I got in a fight once in my first year of college. I came back to the rooms where I was living a little drunk and a guy called me a name and I got offended and called him out and lost a tooth to the first punch. fight over.

my last two “fist” fights were both in training in the Army in 1969. Both involved rifles rather than fists.

We were cleaning M-14 rifles after the range. One guy got up from his seat on a horizontal telephone pole (a very desirable spot) to take it to the arms room to see if it was clean enough to turn in. I knew that if you tried to turn your rifle in too early, it would always
be not clean enough. I took his seat while he was gone. When he came back with his rifle disassembled by the armorer, he demanded his seat back. I wouldn’t give it up. both rifles were partially disassembled (I was still cleaning mine). We clashed using semi-disassembled M-14s until the drill sergeants broke it up.
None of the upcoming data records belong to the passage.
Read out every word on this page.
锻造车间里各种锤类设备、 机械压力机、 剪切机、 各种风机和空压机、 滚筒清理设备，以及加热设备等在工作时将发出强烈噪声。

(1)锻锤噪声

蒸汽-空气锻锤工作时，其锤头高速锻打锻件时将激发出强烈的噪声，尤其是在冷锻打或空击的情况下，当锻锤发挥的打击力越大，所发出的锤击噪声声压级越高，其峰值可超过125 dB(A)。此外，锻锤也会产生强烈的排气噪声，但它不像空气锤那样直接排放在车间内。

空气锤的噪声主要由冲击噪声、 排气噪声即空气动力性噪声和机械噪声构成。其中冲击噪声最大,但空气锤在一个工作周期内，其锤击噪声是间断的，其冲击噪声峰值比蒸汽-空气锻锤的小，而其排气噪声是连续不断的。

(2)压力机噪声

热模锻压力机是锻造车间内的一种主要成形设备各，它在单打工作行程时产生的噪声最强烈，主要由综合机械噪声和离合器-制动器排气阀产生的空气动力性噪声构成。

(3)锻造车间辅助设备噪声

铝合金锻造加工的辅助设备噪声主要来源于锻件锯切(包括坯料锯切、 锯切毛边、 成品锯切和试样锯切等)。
Still in the Army in 1969, in Advanced Individual Training (AIT) for the job of Army Medic, those of us destined for Viet Nam had to go through the BB-Gun (quick reaction) course with (simulated) booby traps and (actual) snipers. We (and the snipers) were provided with BB guns and helmets with plexiglass face shields. I got halfway through the course and a sniper decided to do a frontal assault on me. My BB gun stopped shooting BBs. I shouted that I was out of ammo and asked the nearby SGT for an emergency resupply and at the same time shook the gun in case there were still BBs in it and continued shooting. Evidently there were still BBs in it. I shot the guy and he got angry because I had shot him after I had declared that I was out of ammo. (they rig it that way so the guys going through the course don’t have much ammo but the snipers do). I turned to continue the course and he hit me in the back of the head with the butt of his BB gun. The SGT came over and the sniper tried to explain what happened. The SGT indicated my helmet on the ground and said something to the effect: “his helmet’s on the ground. You hit him. shut up.” Then told me to continue to course.